Says Dalton, ” We’re using data from the Galileo space craft, which was able to get up close, which telescopes on Earth can’t do. When you look at Europa through a telescope and you get a little dot, and the spectra of all places on the planet are averaged together. From the space craft, you can take spectra from small localized areas where you may have concentrations of materials. That’s why we’re using the Galileo spacecraft data to look at linnea and chaos regions. “

3. Hydrates

According to Dalton, ” We’ve known [Europa] has got a water-ice crust for a long time. But since the early eighties, we’ve been aware that the the spectral shape of the water spectrum is not typical of water. It looks a little different. The band positions, the absorption, are in the right position, but the shapes are not what you’d see with water, water ice, or water frost.

What it does relate to is water bound into some other material. We have a number of hydrated minerals — these are minerals that incorporate water into their structure. A common mineral is gypsum, it incorporates water — as a there are two water molecules for every molecule of CaSO4, that’s sheet rock, your walls are made of it. It’s usually mined from deposits from alkaline lakes. The lake dries up and leaves behind gypsum.

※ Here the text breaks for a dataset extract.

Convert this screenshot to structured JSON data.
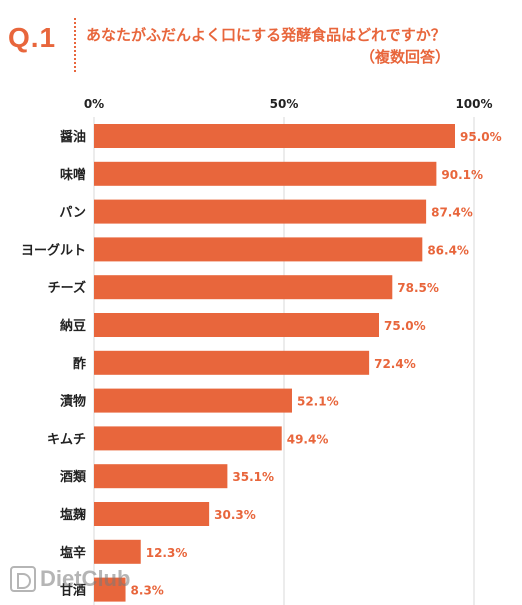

We see evidence of some hydrated material, on Europa. Which material it is, is not totally clear, because they tend to look similar. They tend to have the same set of absorption features which based on the water features, just distorted from what water would look like.

At this point, the front runner for the surface of MgSO4 — one of its hydrates is known as Epsom salt, you can buy it in the drugstore. There are other hydrated forms of MgSO4. These were based on measurements in the lab, done with comparison to alkaline lakes on Earth. They were compared to Galileo data, and it was a reasonably good match. But when I did the experiment of measuring the salts hydrated salts at the temperature of Europa, which is far, far colder than terrestrial measurements, I found that the spectrum changed. This is not an uncommon. Often things changed with temperature.

And so I got to thinking, what other hydrates haven’t we measure yet that might match? THere’s actually a lot that haven’t been measured yet. And I also got to thinking, we’re all looking for life on Europa, life contains water in a bound state, what would that look like? So I got some samples and did some measurements and found that it actually matches very well. Using these spectra, and comparing to the Europa data, I’ve found something that’s rather intriguing, although it’s not proof of life of on Europa by any means. ”

4. Liquid Water

Q: If Europa is so cold, how could a liquid ocean exist? How come it isn’t frozen like the surface?

If there is an ocean on Europa — and scientists aren’t sure if there is — it exists because of a gravity tug-of-war between Jupiter and the larger moons. Tidal forces — that is, the gravitational pull of nearby moons and planet — squish and stretch Europa, and could generate a lot of heat in the planet’s interior. This same gravity tug-of-war also drives the volcanoes on Jupiter’s moon Io.